Os riscos se traduzem nos números do Centro Nacional de Monitoramento e Alertas de Desastres Naturais (Cemaden). Desde 2011, quando o órgão foi criado, quase 30 mil alertas foram emitidos e 14 mil ocorrências registradas (os casos passaram a ser contabilizados em 2016). O recorde foi em 2024, com 3,6 mil alertas, metade deles de deslizamentos de terra. Já as ocorrências alcançaram 1,7 mil registros, o terceiro maior nível da série histórica. Quase 70% dos casos foram de origem hidrológica, como enchentes e inundações.

Uma iniciativa do governo federal tenta coordenar projetos para mitigar impactos e adaptar as cidades para enfrentar as mudanças no clima. Em articulação do Ministério de Meio Ambiente (MMA) e do MCTI com bancos de fomento e entidades da sociedade civil, o Programa Cidades Verdes Resilientes (PCVR) tem o objetivo de criar uma espécie de “federalismo climático”, fazendo a ponte entre os governos e recursos técnicos e orçamentários para desenvolver e tirar soluções do papel. É o que prevê Adalberto Maluf, secretário de Meio Ambiente Urbano e Qualidade Ambiental do MMA:

— A ideia é coordenar esforços e integrar políticas urbanas, climáticas e de inovação para ajudar as cidades e estados a saber o que eles têm que fazer para aumentar a resiliência.

Maluf explica que a iniciativa tem três frentes. A primeira delas é uma lista de 50 cidades-modelo que estão recebendo auxílio técnico para identificar vulnerabilidades climáticas e elaborar dois projetos: um de mitigação e outro de adaptação. Os recursos para essas iniciativas vêm de organizações privadas como a Fundação Bloomberg, Google, IBM e C40, rede global que reúne 96 municípios com o compromisso de combater mudanças climáticas.

Iniciativas baseadas na natureza

Além da falta de coordenação técnica, o orçamento é um dos grandes entraves para a maioria dos municípios. Por isso, o governo federal aportou R$ 27,5 milhões em áreas periféricas de 11 cidades. A ideia é fomentar a elaboração comunitária de soluções baseadas na natureza (SBNs), projetos que usam elementos naturais para resolver problemas ambientais e urbanos, como corredores verdes e jardins de chuva.

Há ainda uma articulação do MMA para acesso de cidades a financiamentos com taxas de juros mais baixas e carência de pagamento junto ao BNDES, no escopo do Fundo Clima.

O PCVR ainda inclui um banco de projetos com 323 planos inscritos por prefeituras, a maior parte sobre áreas verdes, uso e ocupação do solo, gestão de resíduos e mobilidade sustentável. Os projetos estão orçados em R$ 15 bilhões.

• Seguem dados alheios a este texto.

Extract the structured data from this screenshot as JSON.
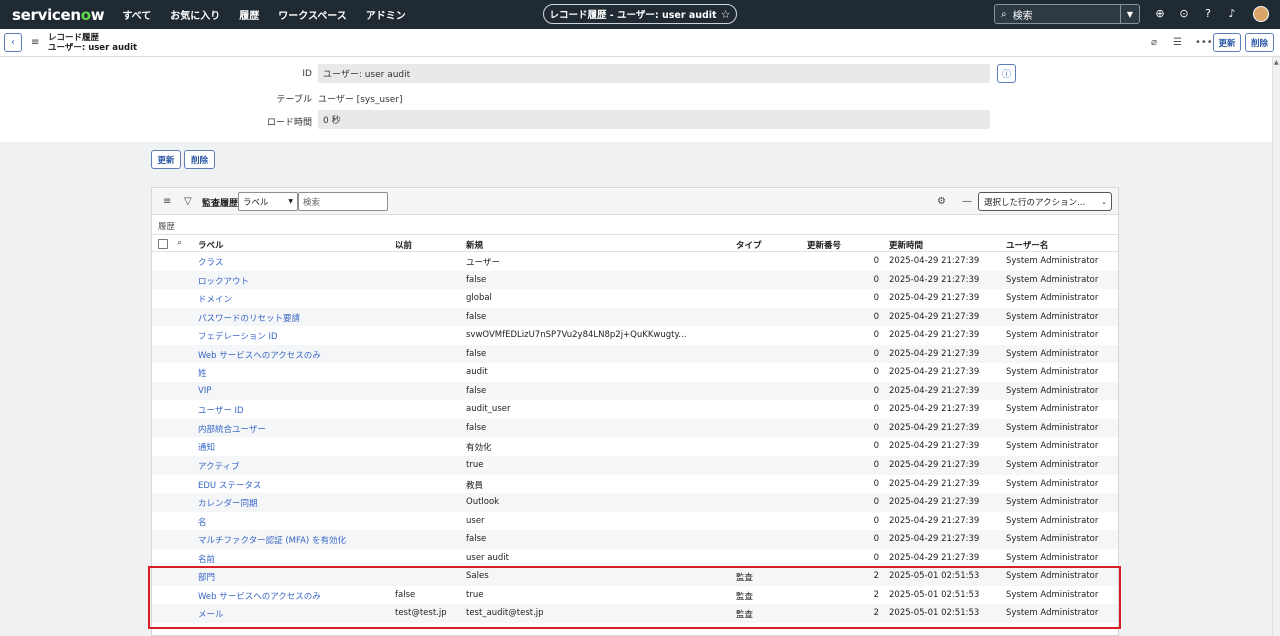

— Trabalhamos com deputados e senadores para a destinação de emendas parlamentares para esses projetos. As cidades que mais precisam investir em adaptação são as que têm as piores capacidades de pagamento — prevê Maluf.

As metas do programa incluem a previsão de 35% dos municípios com capacidade adaptativa até 2035, 57% das pessoas vivendo em ruas com pelo menos três árvores, e 17,5% das cidades com registro e implementação de SBNs.

Tornar as cidades mais resilientes será tema de um dos pavilhões de discussão da COP30. Com coordenação do Instituto Bem Ambiental (Ibam), o espaço deve reunir municípios, universidades, organismos internacionais e empresas.

— O objetivo é ser um hub das discussões. O foco da agenda climática tem sido a redução de gases do efeito estufa e transição energética, mas pouco se fala sobre a urgência de adaptar os nossos territórios — observa Sérgio Myssior, presidente do Ibam.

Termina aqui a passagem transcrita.